1. A magnetosensitive device, comprising: a ferromagnetic tunnel junction formed of two ferromagnetic films and an insulating film sandwiched therebetween, the insulating film being an aluminum nitride film, wherein a barrier height of the ferromagnetic tunnel junction is less than or equal to 0.4 eV.

2. The magnetosensitive device as claimed in claim 1, wherein the barrier height of the ferromagnetic tunnel junction is greater than or equal to 0.2 eV and less than or equal to 0.4 eV.

3. The magnetosensitive device as claimed in claim 1, wherein a barrier width of the ferromagnetic tunnel junction is less than or equal to 0.76 nm.

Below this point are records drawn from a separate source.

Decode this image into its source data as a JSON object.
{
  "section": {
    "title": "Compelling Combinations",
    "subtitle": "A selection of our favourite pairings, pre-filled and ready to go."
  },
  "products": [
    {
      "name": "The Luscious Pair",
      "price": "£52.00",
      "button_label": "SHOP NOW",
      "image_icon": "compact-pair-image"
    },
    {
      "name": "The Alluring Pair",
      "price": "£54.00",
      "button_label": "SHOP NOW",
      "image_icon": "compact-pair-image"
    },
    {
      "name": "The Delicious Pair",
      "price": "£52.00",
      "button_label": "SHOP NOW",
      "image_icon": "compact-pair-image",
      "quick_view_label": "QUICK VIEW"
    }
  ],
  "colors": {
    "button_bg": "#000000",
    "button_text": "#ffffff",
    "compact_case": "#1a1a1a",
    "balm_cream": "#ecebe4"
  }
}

4. The magnetosensitive device as claimed in claim 1, wherein a resistance of the ferromagnetic tunnel junction is less than or equal to 7 Ω·μm2.

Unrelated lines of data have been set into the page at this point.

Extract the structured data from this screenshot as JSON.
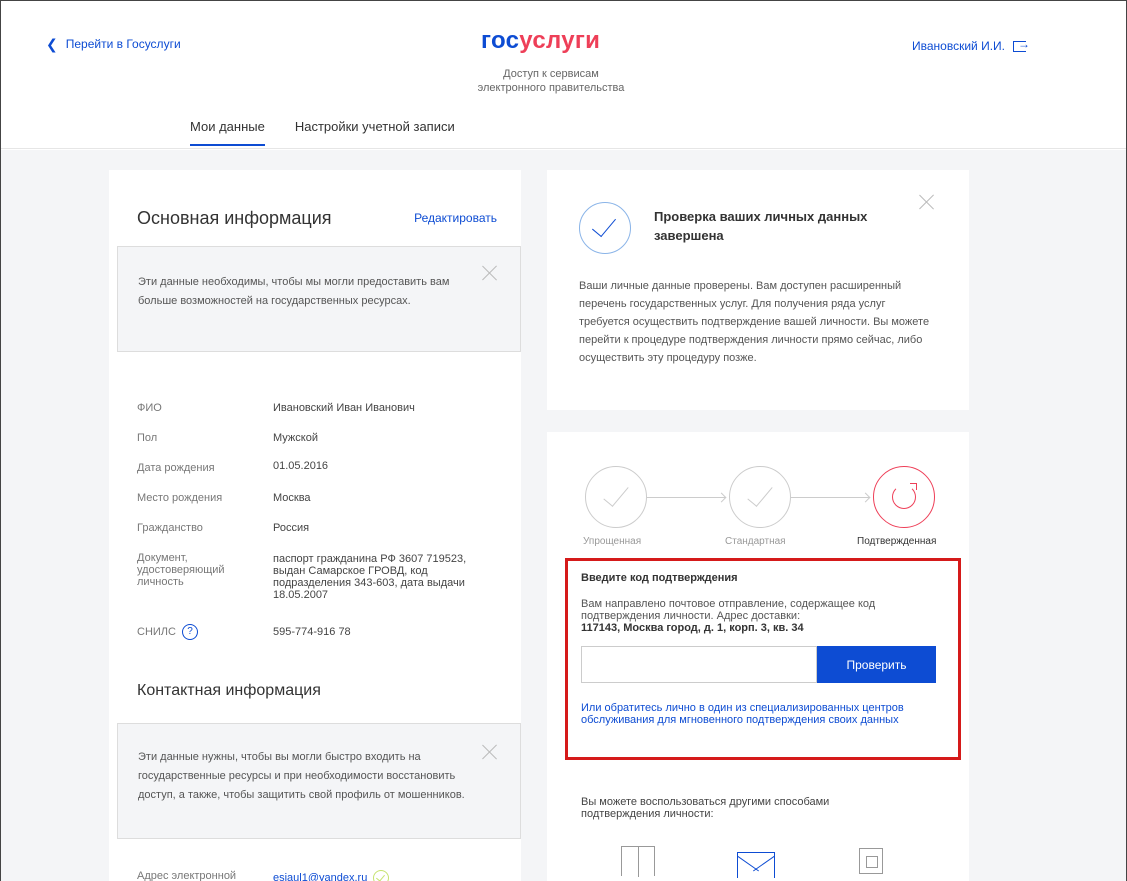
{
  "header": {
    "back_link": "Перейти в Госуслуги",
    "logo_part1": "гос",
    "logo_part2": "услуги",
    "subtitle_line1": "Доступ к сервисам",
    "subtitle_line2": "электронного правительства",
    "user_name": "Ивановский И.И."
  },
  "tabs": [
    {
      "label": "Мои данные",
      "active": true
    },
    {
      "label": "Настройки учетной записи",
      "active": false
    }
  ],
  "main_info": {
    "title": "Основная информация",
    "edit_label": "Редактировать",
    "notice": "Эти данные необходимы, чтобы мы могли предоставить вам больше возможностей на государственных ресурсах.",
    "rows": [
      {
        "label": "ФИО",
        "value": "Ивановский Иван Иванович"
      },
      {
        "label": "Пол",
        "value": "Мужской"
      },
      {
        "label": "Дата рождения",
        "value": "01.05.2016"
      },
      {
        "label": "Место рождения",
        "value": "Москва"
      },
      {
        "label": "Гражданство",
        "value": "Россия"
      },
      {
        "label": "Документ, удостоверяющий личность",
        "value": "паспорт гражданина РФ 3607 719523, выдан Самарское ГРОВД, код подразделения 343-603, дата выдачи 18.05.2007"
      },
      {
        "label": "СНИЛС",
        "value": "595-774-916 78"
      }
    ],
    "help_glyph": "?"
  },
  "contact_info": {
    "title": "Контактная информация",
    "notice": "Эти данные нужны, чтобы вы могли быстро входить на государственные ресурсы и при необходимости восстановить доступ, а также, чтобы защитить свой профиль от мошенников.",
    "email_label": "Адрес электронной почты",
    "email_value": "esiaul1@yandex.ru"
  },
  "verify_card": {
    "title": "Проверка ваших личных данных завершена",
    "text": "Ваши личные данные проверены. Вам доступен расширенный перечень государственных услуг. Для получения ряда услуг требуется осуществить подтверждение вашей личности. Вы можете перейти к процедуре подтверждения личности прямо сейчас, либо осуществить эту процедуру позже."
  },
  "levels": {
    "steps": [
      {
        "label": "Упрощенная"
      },
      {
        "label": "Стандартная"
      },
      {
        "label": "Подтвержденная"
      }
    ],
    "code_title": "Введите код подтверждения",
    "code_text": "Вам направлено почтовое отправление, содержащее код подтверждения личности. Адрес доставки:",
    "code_address": "117143, Москва город, д. 1, корп. 3, кв. 34",
    "code_input_value": "",
    "check_button": "Проверить",
    "office_link": "Или обратитесь лично в один из специализированных центров обслуживания для мгновенного подтверждения своих данных",
    "other_ways": "Вы можете воспользоваться другими способами подтверждения личности:"
  },
  "colors": {
    "brand_blue": "#0d4cd3",
    "brand_red": "#ee3f58",
    "highlight_red": "#d51a1a"
  }
}
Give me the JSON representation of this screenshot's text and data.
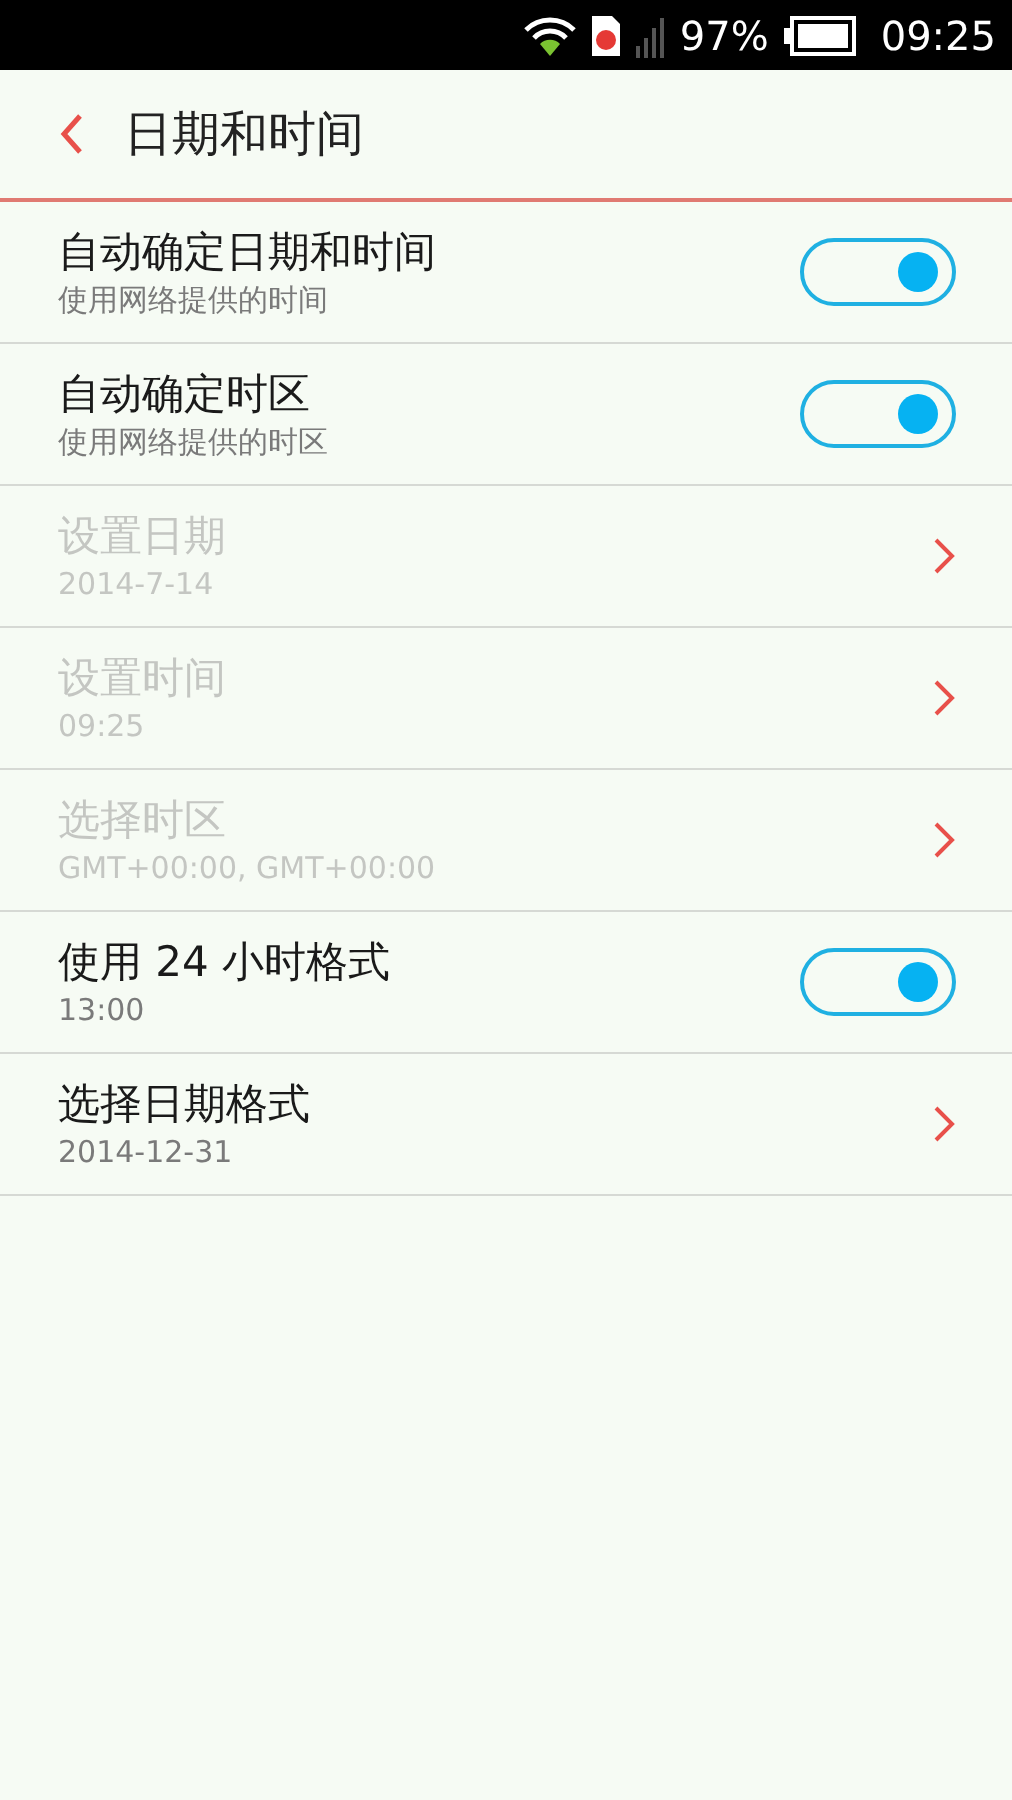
{
  "status_bar": {
    "battery": "97%",
    "time": "09:25"
  },
  "header": {
    "title": "日期和时间"
  },
  "items": [
    {
      "kind": "toggle",
      "title": "自动确定日期和时间",
      "subtitle": "使用网络提供的时间",
      "on": true,
      "disabled": false
    },
    {
      "kind": "toggle",
      "title": "自动确定时区",
      "subtitle": "使用网络提供的时区",
      "on": true,
      "disabled": false
    },
    {
      "kind": "link",
      "title": "设置日期",
      "subtitle": "2014-7-14",
      "disabled": true
    },
    {
      "kind": "link",
      "title": "设置时间",
      "subtitle": "09:25",
      "disabled": true
    },
    {
      "kind": "link",
      "title": "选择时区",
      "subtitle": "GMT+00:00, GMT+00:00",
      "disabled": true
    },
    {
      "kind": "toggle",
      "title": "使用 24 小时格式",
      "subtitle": "13:00",
      "on": true,
      "disabled": false
    },
    {
      "kind": "link",
      "title": "选择日期格式",
      "subtitle": "2014-12-31",
      "disabled": false
    }
  ]
}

5. The magnetosensitive device as claimed in claim 1, further comprising: an antiferromagnetic film formed adjacent to one of the two ferromagnetic films so as to be across the one of the two ferromagnetic films from the insulating film, wherein magnetization of the one of the two ferromagnetic films is fixed by interaction between the one of the two ferromagnetic films and the antiferromagnetic film.

6. The magnetosensitive device as claimed in claim 1, wherein the aluminum nitride film is formed by performing nitriding on an aluminum film by exposing the aluminum film to nitrogen radicals N*.

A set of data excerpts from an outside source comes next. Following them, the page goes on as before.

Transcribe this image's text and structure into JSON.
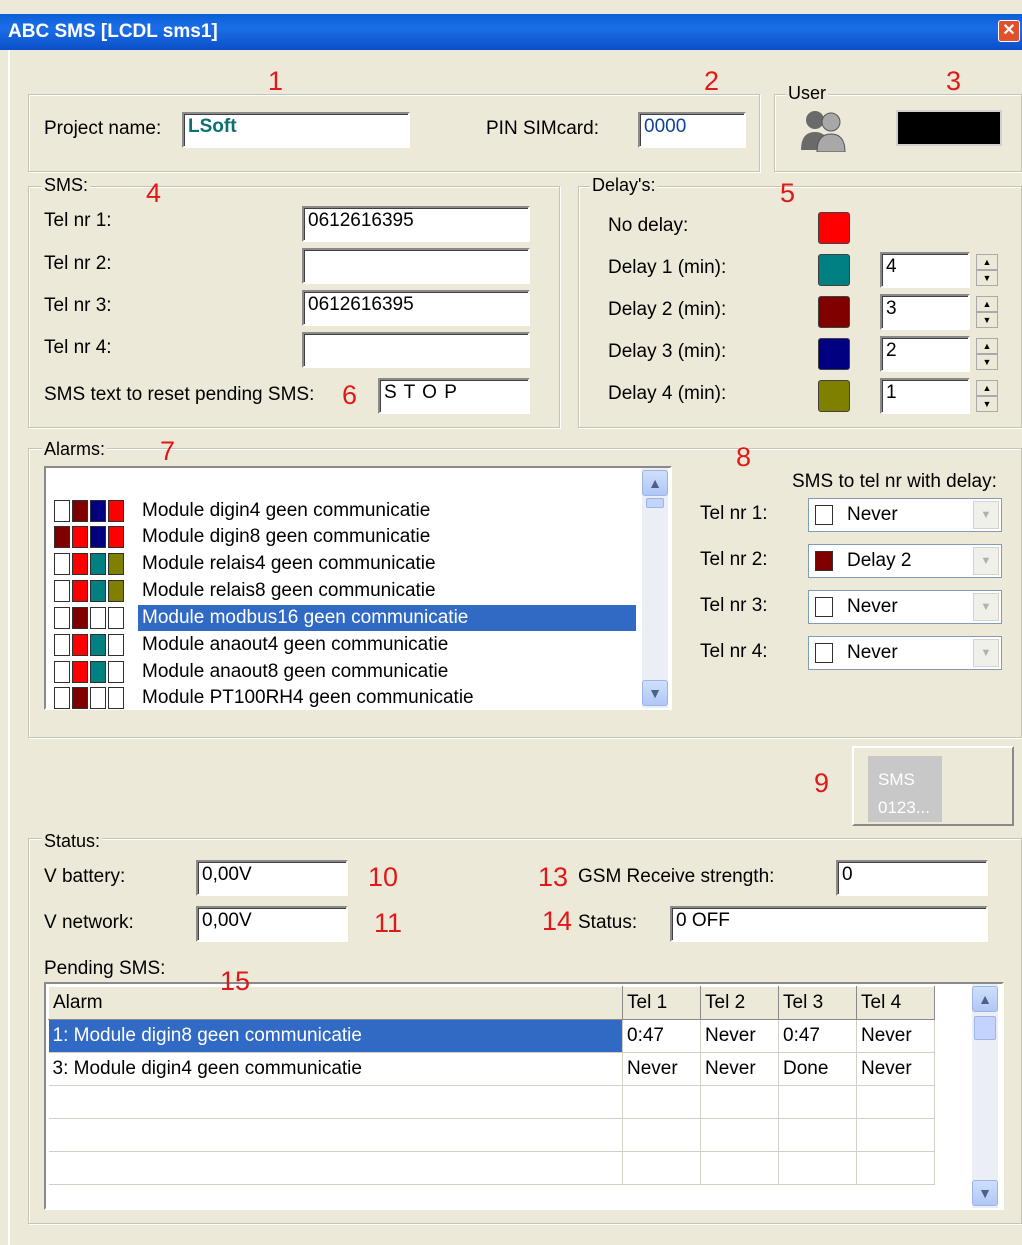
{
  "window": {
    "title": "ABC SMS [LCDL sms1]",
    "close_glyph": "✕"
  },
  "annotations": [
    "1",
    "2",
    "3",
    "4",
    "5",
    "6",
    "7",
    "8",
    "9",
    "10",
    "11",
    "13",
    "14",
    "15"
  ],
  "project": {
    "name_label": "Project name:",
    "name_value": "LSoft",
    "pin_label": "PIN SIMcard:",
    "pin_value": "0000"
  },
  "user": {
    "legend": "User",
    "icon": "users-icon",
    "display_color": "#000000"
  },
  "sms": {
    "legend": "SMS:",
    "tel_labels": [
      "Tel nr 1:",
      "Tel nr 2:",
      "Tel nr 3:",
      "Tel nr 4:"
    ],
    "tel_values": [
      "0612616395",
      "",
      "0612616395",
      ""
    ],
    "reset_label": "SMS text to reset pending SMS:",
    "reset_value": "S T O P"
  },
  "delays": {
    "legend": "Delay's:",
    "items": [
      {
        "label": "No delay:",
        "color": "#ff0000",
        "value": null
      },
      {
        "label": "Delay 1 (min):",
        "color": "#008080",
        "value": "4"
      },
      {
        "label": "Delay 2 (min):",
        "color": "#800000",
        "value": "3"
      },
      {
        "label": "Delay 3 (min):",
        "color": "#000080",
        "value": "2"
      },
      {
        "label": "Delay 4 (min):",
        "color": "#808000",
        "value": "1"
      }
    ]
  },
  "alarms": {
    "legend": "Alarms:",
    "items": [
      {
        "text": "Module digin4 geen communicatie",
        "colors": [
          "#ffffff",
          "#800000",
          "#000080",
          "#ff0000"
        ],
        "selected": false
      },
      {
        "text": "Module digin8 geen communicatie",
        "colors": [
          "#800000",
          "#ff0000",
          "#000080",
          "#ff0000"
        ],
        "selected": false
      },
      {
        "text": "Module relais4 geen communicatie",
        "colors": [
          "#ffffff",
          "#ff0000",
          "#008080",
          "#808000"
        ],
        "selected": false
      },
      {
        "text": "Module relais8 geen communicatie",
        "colors": [
          "#ffffff",
          "#ff0000",
          "#008080",
          "#808000"
        ],
        "selected": false
      },
      {
        "text": "Module modbus16 geen communicatie",
        "colors": [
          "#ffffff",
          "#800000",
          "#ffffff",
          "#ffffff"
        ],
        "selected": true
      },
      {
        "text": "Module anaout4 geen communicatie",
        "colors": [
          "#ffffff",
          "#ff0000",
          "#008080",
          "#ffffff"
        ],
        "selected": false
      },
      {
        "text": "Module anaout8 geen communicatie",
        "colors": [
          "#ffffff",
          "#ff0000",
          "#008080",
          "#ffffff"
        ],
        "selected": false
      },
      {
        "text": "Module PT100RH4 geen  communicatie",
        "colors": [
          "#ffffff",
          "#800000",
          "#ffffff",
          "#ffffff"
        ],
        "selected": false
      }
    ],
    "delay_header": "SMS to tel nr with delay:",
    "tel_delays": [
      {
        "label": "Tel nr 1:",
        "value": "Never",
        "color": "#ffffff"
      },
      {
        "label": "Tel nr 2:",
        "value": "Delay 2",
        "color": "#800000"
      },
      {
        "label": "Tel nr 3:",
        "value": "Never",
        "color": "#ffffff"
      },
      {
        "label": "Tel nr 4:",
        "value": "Never",
        "color": "#ffffff"
      }
    ]
  },
  "send_button": {
    "line1": "SMS",
    "line2": "0123..."
  },
  "status": {
    "legend": "Status:",
    "v_battery_label": "V battery:",
    "v_battery_value": "0,00V",
    "v_network_label": "V network:",
    "v_network_value": "0,00V",
    "gsm_label": "GSM Receive strength:",
    "gsm_value": "0",
    "status_label": "Status:",
    "status_value": "0 OFF"
  },
  "pending": {
    "label": "Pending SMS:",
    "columns": [
      "Alarm",
      "Tel 1",
      "Tel 2",
      "Tel 3",
      "Tel 4"
    ],
    "rows": [
      [
        "1: Module digin8 geen communicatie",
        "0:47",
        "Never",
        "0:47",
        "Never"
      ],
      [
        "3: Module digin4 geen communicatie",
        "Never",
        "Never",
        "Done",
        "Never"
      ]
    ]
  }
}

7. The magnetosensitive device as claimed in claim 1, wherein the aluminum nitride film contains nitrogen of 40 at. % to 60 at. %.

8. A magnetosensitive device, comprising: two ferromagnetic tunnel junctions formed of a first antiferromagnetic film, a first ferromagnetic film, a first insulating film, a second ferromagnetic film, a second insulating film, a third ferromagnetic film, and a second antiferromagnetic film stacked in order described, wherein at least one of the first and second insulating films is an aluminum nitride film; and a barrier height of one of the ferromagnetic tunnel junctions which one has the aluminum nitride film is less than or equal to 0.4 eV.

9. The magnetosensitive device as claimed in claim 8, wherein the second ferromagnetic film is a multilayer body formed of two ferromagnetic films and a non-magnetic film sandwiched therebetween, the two ferromagnetic films being coupled antiferromagnetically.

10. A method of manufacturing a magnetosensitive device, the magnetosensitive device including a ferromagnetic tunnel junction formed of a first ferromagnetic film, an insulating film, and a second ferromagnetic film stacked in order described, the insulating film being an aluminum nitride film, the method comprising the steps of: (a) depositing an aluminum film on the first ferromagnetic film; and (b) converting the aluminum film into an aluminum nitride film by forming a plasma in a gas including nitrogen.

11. A method of manufacturing a magnetosensitive device, the magnetosensitive device including a ferromagnetic tunnel junction formed of a first ferromagnetic film, an insulating film, and a second ferromagnetic film stacked in order described, the insulating film being an aluminum nitride film, the method comprising the steps of: (a) depositing an aluminum film on the first ferromagnetic film; and (b) converting the aluminum film into an aluminum nitride film by exposing the aluminum film to nitrogen radicals N* formed by forming a plasma in a gas including nitrogen.

12. The method as claimed in claim 11, wherein the plasma is formed by a microwave.